Two Russian-émigré scientists at the University of Manchester, Andrei Geim and Kostya Novoselov, were playing about with flakes of carbon graphite in an attempt to investigate its electrical properties when they decided to see if they could make thinner flakes with the help of sticky Scotch tape.
The creation of graphene, a wonder material promises to transform the future.
When the two scientists won their joint Nobel prize in physics in 2010 for their ground-breaking experiments, the Nobel committee made a point of citing the “playfulness” that was one of the hallmarks of the way they have worked together.
The original idea of working with graphite was to see if it could be used as a transistor, the fundamental switching device at the heart of computing.
Graphene, a The creation of graphene, a wonder material that promises to transform the future, is a superlative material. It is the thinnest and strongest substance known to science – about 100 times stronger than steel by weight. A square metre of graphene, a thousand times thinner than paper, made into a hammock would be strong enough to cradle a 4kg cat, but weigh no more than one of its whiskers. It is a good conductor of electricity, is stretchable and yet is almost transparent. It conducts heat better than any other known substance. It acts as a barrier to the smallest atom of gas – helium – and yet allows water vapour to pass through.
“And then on top of that there are other excitements such as the very unusual electronic properties that we’ve never come across before. Then there are the unusual optical properties, chemical properties and many more.
“We have a really unique opportunity here in that quite a few unusual properties are combined in one material; the strongest, the most flexible, the most stretchable, the most conductive, optically transparent and something which is a good gas barrier.
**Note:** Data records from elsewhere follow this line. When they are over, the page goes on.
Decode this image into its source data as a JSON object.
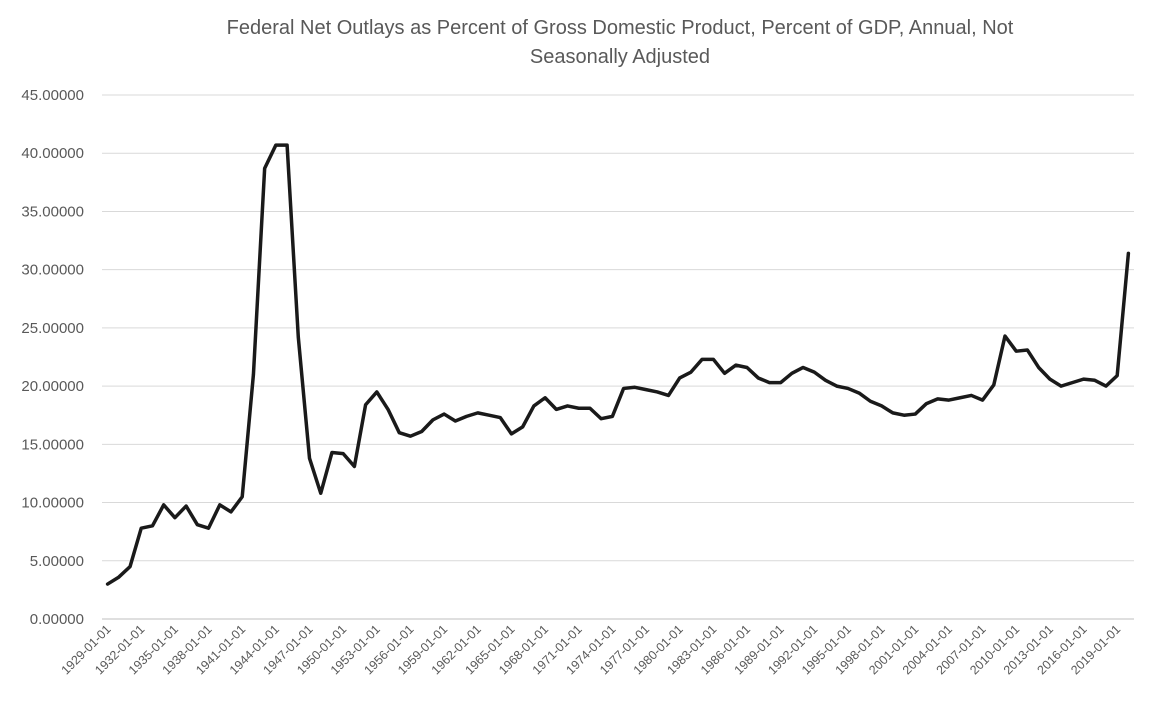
{
  "chart_data": {
    "type": "line",
    "title_line1": "Federal Net Outlays as Percent of Gross Domestic Product, Percent of GDP, Annual, Not",
    "title_line2": "Seasonally Adjusted",
    "xlabel": "",
    "ylabel": "",
    "ylim": [
      0,
      45
    ],
    "yticks": [
      "0.00000",
      "5.00000",
      "10.00000",
      "15.00000",
      "20.00000",
      "25.00000",
      "30.00000",
      "35.00000",
      "40.00000",
      "45.00000"
    ],
    "grid": true,
    "legend": "none",
    "line_color": "#1a1a1a",
    "x_tick_labels": [
      "1929-01-01",
      "1932-01-01",
      "1935-01-01",
      "1938-01-01",
      "1941-01-01",
      "1944-01-01",
      "1947-01-01",
      "1950-01-01",
      "1953-01-01",
      "1956-01-01",
      "1959-01-01",
      "1962-01-01",
      "1965-01-01",
      "1968-01-01",
      "1971-01-01",
      "1974-01-01",
      "1977-01-01",
      "1980-01-01",
      "1983-01-01",
      "1986-01-01",
      "1989-01-01",
      "1992-01-01",
      "1995-01-01",
      "1998-01-01",
      "2001-01-01",
      "2004-01-01",
      "2007-01-01",
      "2010-01-01",
      "2013-01-01",
      "2016-01-01",
      "2019-01-01"
    ],
    "series": [
      {
        "x": [
          "1929-01-01",
          "1930-01-01",
          "1931-01-01",
          "1932-01-01",
          "1933-01-01",
          "1934-01-01",
          "1935-01-01",
          "1936-01-01",
          "1937-01-01",
          "1938-01-01",
          "1939-01-01",
          "1940-01-01",
          "1941-01-01",
          "1942-01-01",
          "1943-01-01",
          "1944-01-01",
          "1945-01-01",
          "1946-01-01",
          "1947-01-01",
          "1948-01-01",
          "1949-01-01",
          "1950-01-01",
          "1951-01-01",
          "1952-01-01",
          "1953-01-01",
          "1954-01-01",
          "1955-01-01",
          "1956-01-01",
          "1957-01-01",
          "1958-01-01",
          "1959-01-01",
          "1960-01-01",
          "1961-01-01",
          "1962-01-01",
          "1963-01-01",
          "1964-01-01",
          "1965-01-01",
          "1966-01-01",
          "1967-01-01",
          "1968-01-01",
          "1969-01-01",
          "1970-01-01",
          "1971-01-01",
          "1972-01-01",
          "1973-01-01",
          "1974-01-01",
          "1975-01-01",
          "1976-01-01",
          "1977-01-01",
          "1978-01-01",
          "1979-01-01",
          "1980-01-01",
          "1981-01-01",
          "1982-01-01",
          "1983-01-01",
          "1984-01-01",
          "1985-01-01",
          "1986-01-01",
          "1987-01-01",
          "1988-01-01",
          "1989-01-01",
          "1990-01-01",
          "1991-01-01",
          "1992-01-01",
          "1993-01-01",
          "1994-01-01",
          "1995-01-01",
          "1996-01-01",
          "1997-01-01",
          "1998-01-01",
          "1999-01-01",
          "2000-01-01",
          "2001-01-01",
          "2002-01-01",
          "2003-01-01",
          "2004-01-01",
          "2005-01-01",
          "2006-01-01",
          "2007-01-01",
          "2008-01-01",
          "2009-01-01",
          "2010-01-01",
          "2011-01-01",
          "2012-01-01",
          "2013-01-01",
          "2014-01-01",
          "2015-01-01",
          "2016-01-01",
          "2017-01-01",
          "2018-01-01",
          "2019-01-01",
          "2020-01-01"
        ],
        "values": [
          3.0,
          3.6,
          4.5,
          7.8,
          8.0,
          9.8,
          8.7,
          9.7,
          8.1,
          7.8,
          9.8,
          9.2,
          10.5,
          21.0,
          38.7,
          40.7,
          40.7,
          24.2,
          13.8,
          10.8,
          14.3,
          14.2,
          13.1,
          18.4,
          19.5,
          18.0,
          16.0,
          15.7,
          16.1,
          17.1,
          17.6,
          17.0,
          17.4,
          17.7,
          17.5,
          17.3,
          15.9,
          16.5,
          18.3,
          19.0,
          18.0,
          18.3,
          18.1,
          18.1,
          17.2,
          17.4,
          19.8,
          19.9,
          19.7,
          19.5,
          19.2,
          20.7,
          21.2,
          22.3,
          22.3,
          21.1,
          21.8,
          21.6,
          20.7,
          20.3,
          20.3,
          21.1,
          21.6,
          21.2,
          20.5,
          20.0,
          19.8,
          19.4,
          18.7,
          18.3,
          17.7,
          17.5,
          17.6,
          18.5,
          18.9,
          18.8,
          19.0,
          19.2,
          18.8,
          20.1,
          24.3,
          23.0,
          23.1,
          21.6,
          20.6,
          20.0,
          20.3,
          20.6,
          20.5,
          20.0,
          20.9,
          31.4
        ]
      }
    ]
  }
}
So you can invent quite a few new applications that were not possible before,” he adds.
The potential uses for graphene appear almost limitless. They range from new types of flexible electronics that could be worn on clothes or folded up into a pocket, to a new generation of very small computers, hyper-efficient solar panels and super-fast mobile phones. Yet at the heart of graphene is a honeycomb structure of carbon atoms – described as “atomic chickenwire”. Carbon is the basic element of life, which means that graphene could be the focus of a new industrial revolution based on electronic components that are biodegradable and sustainable. If there was ever a building material for a new, green economy, graphene could be it. As a result, the UK Government has actively supported a new National Graphene Institute (NGI) in Manchester, which will be completed by 2015 at the cost of £61m, of which £38m is coming from government research councils.
Wonder stuff: uses for graphene
Graphene could be used to desalinate seawater to make it drinkable. Scientists believe that passing seawater through graphene’s tiny pores, the crystal lattice could let water molecules through, while blocking out the atoms that make salt. Using a graphene filter, Lockheed hopes to transform salt water into drinking water by the end of the year.
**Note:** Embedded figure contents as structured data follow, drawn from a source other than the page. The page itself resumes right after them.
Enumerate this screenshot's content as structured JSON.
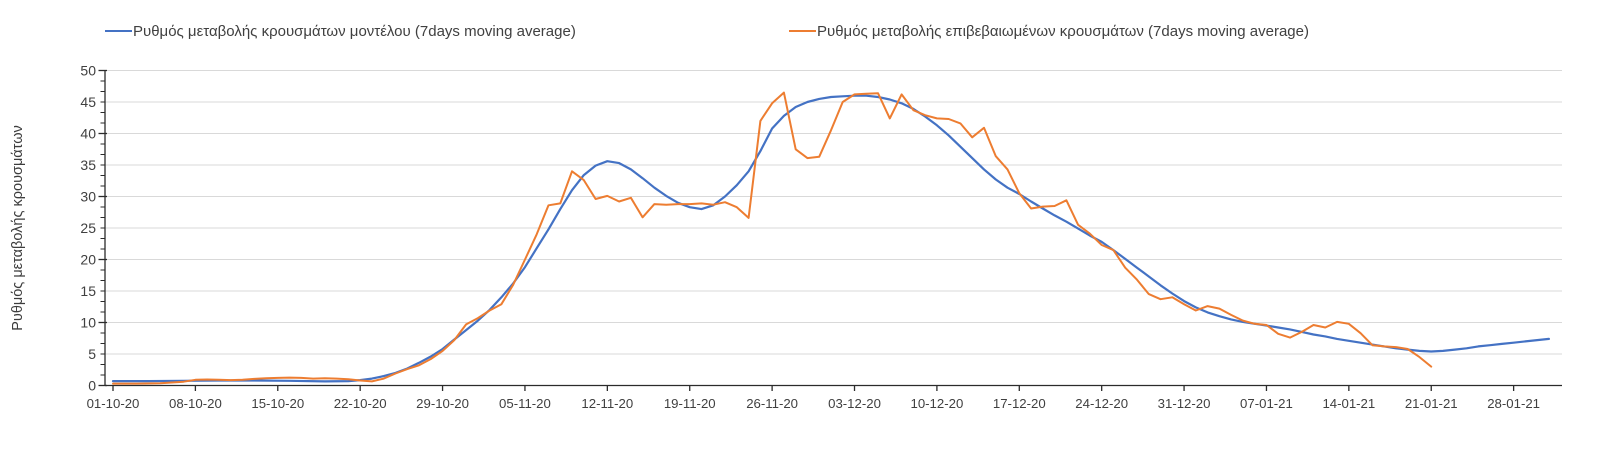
{
  "chart_data": {
    "type": "line",
    "title": "",
    "xlabel": "",
    "ylabel": "Ρυθμός μεταβολής κρουσμάτων",
    "ylim": [
      0,
      50
    ],
    "ytick_step": 5,
    "grid": "horizontal",
    "grid_color": "#D9D9D9",
    "axis_color": "#2b2b2b",
    "tick_label_color": "#404040",
    "legend_position": "top",
    "x_axis_unit": "days since 01-10-2020",
    "x_ticks": [
      {
        "day": 0,
        "label": "01-10-20"
      },
      {
        "day": 7,
        "label": "08-10-20"
      },
      {
        "day": 14,
        "label": "15-10-20"
      },
      {
        "day": 21,
        "label": "22-10-20"
      },
      {
        "day": 28,
        "label": "29-10-20"
      },
      {
        "day": 35,
        "label": "05-11-20"
      },
      {
        "day": 42,
        "label": "12-11-20"
      },
      {
        "day": 49,
        "label": "19-11-20"
      },
      {
        "day": 56,
        "label": "26-11-20"
      },
      {
        "day": 63,
        "label": "03-12-20"
      },
      {
        "day": 70,
        "label": "10-12-20"
      },
      {
        "day": 77,
        "label": "17-12-20"
      },
      {
        "day": 84,
        "label": "24-12-20"
      },
      {
        "day": 91,
        "label": "31-12-20"
      },
      {
        "day": 98,
        "label": "07-01-21"
      },
      {
        "day": 105,
        "label": "14-01-21"
      },
      {
        "day": 112,
        "label": "21-01-21"
      },
      {
        "day": 119,
        "label": "28-01-21"
      }
    ],
    "series": [
      {
        "name": "Ρυθμός μεταβολής κρουσμάτων μοντέλου (7days moving average)",
        "color": "#4472C4",
        "points": [
          [
            0,
            0.7
          ],
          [
            3,
            0.7
          ],
          [
            6,
            0.75
          ],
          [
            9,
            0.8
          ],
          [
            12,
            0.8
          ],
          [
            15,
            0.75
          ],
          [
            18,
            0.65
          ],
          [
            20,
            0.7
          ],
          [
            21,
            0.85
          ],
          [
            22,
            1.1
          ],
          [
            23,
            1.5
          ],
          [
            24,
            2.0
          ],
          [
            25,
            2.7
          ],
          [
            26,
            3.6
          ],
          [
            27,
            4.6
          ],
          [
            28,
            5.8
          ],
          [
            29,
            7.3
          ],
          [
            30,
            8.8
          ],
          [
            31,
            10.3
          ],
          [
            32,
            12.0
          ],
          [
            33,
            14.0
          ],
          [
            34,
            16.2
          ],
          [
            35,
            18.8
          ],
          [
            36,
            21.8
          ],
          [
            37,
            24.8
          ],
          [
            38,
            28.0
          ],
          [
            39,
            31.0
          ],
          [
            40,
            33.4
          ],
          [
            41,
            34.9
          ],
          [
            42,
            35.6
          ],
          [
            43,
            35.3
          ],
          [
            44,
            34.3
          ],
          [
            45,
            32.9
          ],
          [
            46,
            31.4
          ],
          [
            47,
            30.1
          ],
          [
            48,
            29.0
          ],
          [
            49,
            28.3
          ],
          [
            50,
            28.0
          ],
          [
            51,
            28.6
          ],
          [
            52,
            30.0
          ],
          [
            53,
            31.8
          ],
          [
            54,
            34.0
          ],
          [
            55,
            37.2
          ],
          [
            56,
            40.8
          ],
          [
            57,
            42.8
          ],
          [
            58,
            44.2
          ],
          [
            59,
            45.0
          ],
          [
            60,
            45.5
          ],
          [
            61,
            45.8
          ],
          [
            62,
            45.9
          ],
          [
            63,
            46.0
          ],
          [
            64,
            46.0
          ],
          [
            65,
            45.8
          ],
          [
            66,
            45.4
          ],
          [
            67,
            44.8
          ],
          [
            68,
            43.9
          ],
          [
            69,
            42.7
          ],
          [
            70,
            41.3
          ],
          [
            71,
            39.7
          ],
          [
            72,
            37.9
          ],
          [
            73,
            36.1
          ],
          [
            74,
            34.3
          ],
          [
            75,
            32.7
          ],
          [
            76,
            31.4
          ],
          [
            77,
            30.4
          ],
          [
            78,
            29.2
          ],
          [
            79,
            28.1
          ],
          [
            80,
            27.0
          ],
          [
            81,
            26.0
          ],
          [
            82,
            24.9
          ],
          [
            83,
            23.8
          ],
          [
            84,
            22.8
          ],
          [
            85,
            21.5
          ],
          [
            86,
            20.1
          ],
          [
            87,
            18.7
          ],
          [
            88,
            17.3
          ],
          [
            89,
            15.9
          ],
          [
            90,
            14.6
          ],
          [
            91,
            13.4
          ],
          [
            92,
            12.4
          ],
          [
            93,
            11.6
          ],
          [
            94,
            11.0
          ],
          [
            95,
            10.5
          ],
          [
            96,
            10.1
          ],
          [
            97,
            9.8
          ],
          [
            98,
            9.5
          ],
          [
            99,
            9.2
          ],
          [
            100,
            8.9
          ],
          [
            101,
            8.5
          ],
          [
            102,
            8.1
          ],
          [
            103,
            7.8
          ],
          [
            104,
            7.4
          ],
          [
            105,
            7.1
          ],
          [
            106,
            6.8
          ],
          [
            107,
            6.5
          ],
          [
            108,
            6.2
          ],
          [
            109,
            5.9
          ],
          [
            110,
            5.7
          ],
          [
            111,
            5.5
          ],
          [
            112,
            5.4
          ],
          [
            113,
            5.5
          ],
          [
            114,
            5.7
          ],
          [
            115,
            5.9
          ],
          [
            116,
            6.2
          ],
          [
            117,
            6.4
          ],
          [
            118,
            6.6
          ],
          [
            119,
            6.8
          ],
          [
            120,
            7.0
          ],
          [
            121,
            7.2
          ],
          [
            122,
            7.4
          ]
        ]
      },
      {
        "name": "Ρυθμός μεταβολής επιβεβαιωμένων κρουσμάτων (7days moving average)",
        "color": "#ED7D31",
        "points": [
          [
            0,
            0.3
          ],
          [
            2,
            0.3
          ],
          [
            4,
            0.35
          ],
          [
            6,
            0.6
          ],
          [
            7,
            0.9
          ],
          [
            8,
            0.95
          ],
          [
            9,
            0.9
          ],
          [
            10,
            0.85
          ],
          [
            11,
            0.9
          ],
          [
            12,
            1.05
          ],
          [
            13,
            1.15
          ],
          [
            14,
            1.2
          ],
          [
            15,
            1.25
          ],
          [
            16,
            1.2
          ],
          [
            17,
            1.1
          ],
          [
            18,
            1.15
          ],
          [
            19,
            1.1
          ],
          [
            20,
            1.0
          ],
          [
            21,
            0.8
          ],
          [
            22,
            0.65
          ],
          [
            23,
            1.1
          ],
          [
            24,
            1.9
          ],
          [
            25,
            2.6
          ],
          [
            26,
            3.2
          ],
          [
            27,
            4.2
          ],
          [
            28,
            5.5
          ],
          [
            29,
            7.2
          ],
          [
            30,
            9.7
          ],
          [
            31,
            10.7
          ],
          [
            32,
            11.9
          ],
          [
            33,
            12.9
          ],
          [
            34,
            16.0
          ],
          [
            35,
            20.0
          ],
          [
            36,
            24.0
          ],
          [
            37,
            28.6
          ],
          [
            38,
            28.9
          ],
          [
            39,
            34.0
          ],
          [
            40,
            32.6
          ],
          [
            41,
            29.6
          ],
          [
            42,
            30.1
          ],
          [
            43,
            29.2
          ],
          [
            44,
            29.8
          ],
          [
            45,
            26.7
          ],
          [
            46,
            28.8
          ],
          [
            47,
            28.7
          ],
          [
            48,
            28.8
          ],
          [
            49,
            28.8
          ],
          [
            50,
            28.9
          ],
          [
            51,
            28.7
          ],
          [
            52,
            29.1
          ],
          [
            53,
            28.3
          ],
          [
            54,
            26.6
          ],
          [
            55,
            42.0
          ],
          [
            56,
            44.8
          ],
          [
            57,
            46.5
          ],
          [
            58,
            37.5
          ],
          [
            59,
            36.1
          ],
          [
            60,
            36.3
          ],
          [
            61,
            40.5
          ],
          [
            62,
            45.0
          ],
          [
            63,
            46.2
          ],
          [
            64,
            46.3
          ],
          [
            65,
            46.4
          ],
          [
            66,
            42.4
          ],
          [
            67,
            46.2
          ],
          [
            68,
            43.7
          ],
          [
            69,
            42.9
          ],
          [
            70,
            42.4
          ],
          [
            71,
            42.3
          ],
          [
            72,
            41.6
          ],
          [
            73,
            39.4
          ],
          [
            74,
            40.9
          ],
          [
            75,
            36.4
          ],
          [
            76,
            34.3
          ],
          [
            77,
            30.5
          ],
          [
            78,
            28.1
          ],
          [
            79,
            28.4
          ],
          [
            80,
            28.5
          ],
          [
            81,
            29.4
          ],
          [
            82,
            25.5
          ],
          [
            83,
            24.1
          ],
          [
            84,
            22.3
          ],
          [
            85,
            21.5
          ],
          [
            86,
            18.7
          ],
          [
            87,
            16.8
          ],
          [
            88,
            14.5
          ],
          [
            89,
            13.7
          ],
          [
            90,
            14.0
          ],
          [
            91,
            12.9
          ],
          [
            92,
            11.9
          ],
          [
            93,
            12.6
          ],
          [
            94,
            12.2
          ],
          [
            95,
            11.2
          ],
          [
            96,
            10.3
          ],
          [
            97,
            9.8
          ],
          [
            98,
            9.6
          ],
          [
            99,
            8.2
          ],
          [
            100,
            7.6
          ],
          [
            101,
            8.5
          ],
          [
            102,
            9.6
          ],
          [
            103,
            9.2
          ],
          [
            104,
            10.1
          ],
          [
            105,
            9.8
          ],
          [
            106,
            8.3
          ],
          [
            107,
            6.4
          ],
          [
            108,
            6.2
          ],
          [
            109,
            6.1
          ],
          [
            110,
            5.8
          ],
          [
            111,
            4.5
          ],
          [
            112,
            3.0
          ]
        ]
      }
    ]
  }
}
Being both transparent and conductive, graphene could be perfect for the new generation of smartphones. Samsung are among the consumer electronics companies that are developing touchscreen interfaces.
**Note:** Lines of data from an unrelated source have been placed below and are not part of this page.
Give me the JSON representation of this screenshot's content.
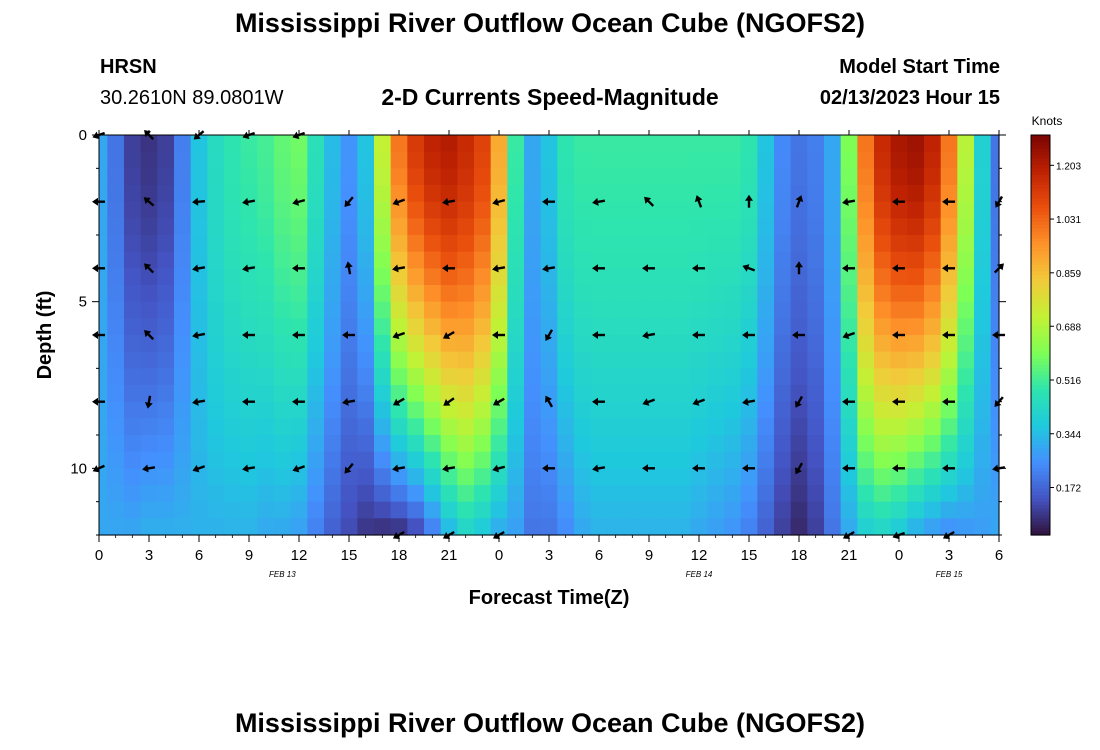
{
  "titles": {
    "main": "Mississippi River Outflow Ocean Cube (NGOFS2)",
    "second": "Mississippi River Outflow Ocean Cube (NGOFS2)"
  },
  "station": {
    "name": "HRSN",
    "coords": "30.2610N  89.0801W"
  },
  "subtitle": "2-D Currents Speed-Magnitude",
  "model": {
    "label": "Model Start Time",
    "value": "02/13/2023 Hour 15"
  },
  "chart_data": {
    "type": "heatmap",
    "title": "2-D Currents Speed-Magnitude",
    "xlabel": "Forecast Time(Z)",
    "ylabel": "Depth (ft)",
    "x_tick_labels": [
      "0",
      "3",
      "6",
      "9",
      "12",
      "15",
      "18",
      "21",
      "0",
      "3",
      "6",
      "9",
      "12",
      "15",
      "18",
      "21",
      "0",
      "3",
      "6"
    ],
    "x_hours": [
      0,
      3,
      6,
      9,
      12,
      15,
      18,
      21,
      24,
      27,
      30,
      33,
      36,
      39,
      42,
      45,
      48,
      51,
      54
    ],
    "date_labels": [
      {
        "text": "FEB 13",
        "hour": 11
      },
      {
        "text": "FEB 14",
        "hour": 36
      },
      {
        "text": "FEB 15",
        "hour": 51
      }
    ],
    "y_ticks": [
      0,
      5,
      10
    ],
    "ylim": [
      0,
      12
    ],
    "xlim": [
      0,
      54
    ],
    "colorbar": {
      "label": "Knots",
      "ticks": [
        0.172,
        0.344,
        0.516,
        0.688,
        0.859,
        1.031,
        1.203
      ],
      "ticks_text": [
        "0.172",
        "0.344",
        "0.516",
        "0.688",
        "0.859",
        "1.031",
        "1.203"
      ],
      "range": [
        0.02,
        1.3
      ]
    },
    "colors": [
      "#30123b",
      "#4454c4",
      "#4490fe",
      "#1fc9dd",
      "#2ee5ae",
      "#7eff55",
      "#c3f134",
      "#f2ca3a",
      "#fe922a",
      "#ea4f0d",
      "#be2102",
      "#7a0403"
    ],
    "speed_profile": {
      "hours": [
        0,
        1,
        2,
        3,
        4,
        5,
        6,
        7,
        8,
        9,
        10,
        11,
        12,
        13,
        14,
        15,
        16,
        17,
        18,
        19,
        20,
        21,
        22,
        23,
        24,
        25,
        26,
        27,
        28,
        29,
        30,
        31,
        32,
        33,
        34,
        35,
        36,
        37,
        38,
        39,
        40,
        41,
        42,
        43,
        44,
        45,
        46,
        47,
        48,
        49,
        50,
        51,
        52,
        53,
        54
      ],
      "surface": [
        0.3,
        0.2,
        0.1,
        0.08,
        0.1,
        0.22,
        0.36,
        0.44,
        0.48,
        0.5,
        0.52,
        0.56,
        0.58,
        0.46,
        0.34,
        0.26,
        0.36,
        0.72,
        1.0,
        1.12,
        1.18,
        1.2,
        1.16,
        1.1,
        0.9,
        0.5,
        0.3,
        0.36,
        0.48,
        0.5,
        0.5,
        0.5,
        0.5,
        0.5,
        0.5,
        0.5,
        0.5,
        0.5,
        0.5,
        0.48,
        0.36,
        0.24,
        0.2,
        0.22,
        0.3,
        0.6,
        1.0,
        1.16,
        1.22,
        1.24,
        1.18,
        1.0,
        0.7,
        0.4,
        0.2
      ],
      "bottom": [
        0.3,
        0.3,
        0.3,
        0.32,
        0.32,
        0.32,
        0.32,
        0.32,
        0.32,
        0.32,
        0.3,
        0.3,
        0.28,
        0.22,
        0.16,
        0.12,
        0.08,
        0.06,
        0.06,
        0.1,
        0.2,
        0.32,
        0.4,
        0.36,
        0.3,
        0.28,
        0.2,
        0.2,
        0.24,
        0.3,
        0.32,
        0.32,
        0.32,
        0.32,
        0.32,
        0.32,
        0.3,
        0.28,
        0.26,
        0.22,
        0.16,
        0.1,
        0.06,
        0.1,
        0.2,
        0.3,
        0.38,
        0.4,
        0.36,
        0.3,
        0.26,
        0.24,
        0.26,
        0.28,
        0.3
      ]
    },
    "arrow_rows_ft": [
      0,
      2,
      4,
      6,
      8,
      10,
      12
    ],
    "arrow_hours": [
      0,
      3,
      6,
      9,
      12,
      15,
      18,
      21,
      24,
      27,
      30,
      33,
      36,
      39,
      42,
      45,
      48,
      51,
      54
    ],
    "arrow_directions_deg": [
      [
        200,
        135,
        220,
        200,
        200,
        null,
        null,
        null,
        null,
        null,
        null,
        null,
        null,
        null,
        null,
        null,
        null,
        null,
        null
      ],
      [
        180,
        140,
        185,
        190,
        195,
        230,
        200,
        190,
        195,
        180,
        190,
        135,
        110,
        90,
        70,
        190,
        180,
        180,
        240
      ],
      [
        180,
        135,
        190,
        190,
        180,
        100,
        190,
        180,
        190,
        190,
        180,
        180,
        180,
        160,
        90,
        180,
        180,
        180,
        45
      ],
      [
        180,
        135,
        190,
        180,
        180,
        180,
        200,
        210,
        180,
        240,
        180,
        190,
        180,
        180,
        180,
        200,
        180,
        180,
        180
      ],
      [
        180,
        260,
        190,
        180,
        180,
        190,
        210,
        215,
        210,
        120,
        180,
        200,
        200,
        190,
        240,
        180,
        180,
        180,
        230
      ],
      [
        205,
        190,
        200,
        190,
        200,
        230,
        190,
        190,
        195,
        180,
        190,
        180,
        180,
        180,
        240,
        180,
        180,
        180,
        190
      ],
      [
        null,
        null,
        null,
        null,
        null,
        null,
        210,
        210,
        210,
        null,
        null,
        null,
        null,
        null,
        null,
        210,
        200,
        210,
        null
      ]
    ]
  }
}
It is hoped that graphene can replace silicon chips. Electronics firms are testing graphene in numerous electrical devices. IBM has already piloted computers that use the material to achieve the record-setting speed of 100GHz.
Satellites, planes and cars
Graphene has properties that provide light but super-strong composite materials for next-generation satellites, planes and cars. The new form of carbon could further reduce aircraft weight, subsequently cutting the burning of fuel and dumping of carbon in the atmosphere.
Scientists believe that graphene’s flexible nature may prove the ideal building material, with the trick being to incorporate it into a matrix like a polymer or a metal, where the load is borne by the graphene layer.
Graphene repels water and is highly conductive. This combination keeps steel from coming into contact with water and delays the electrochemical reactions that oxidize iron. New York scientists designed a polymer coating containing this form of carbon and found that it protected steel from rusting for up to a month.
Graphene foam can pick up small concentrations of the nitrates and ammonia found in explosives. A postage-size sensor developed in the US could soon be mandatory for bomb squads. Australian researchers found adding an equal amount of graphene and carbon nanotubes to a polymer produced a super-strong fibre that could be spun into fabric used to make bulletproof vests.
Graphene oxide can absorb radioactive waste. Researchers at Rice University and Lomonosov Moscow State University found that tiny bits of graphene oxide bind to radioactive contaminants, transforming them into large extractable clumps. This could help after nuclear accidents like the Fukushima disaster.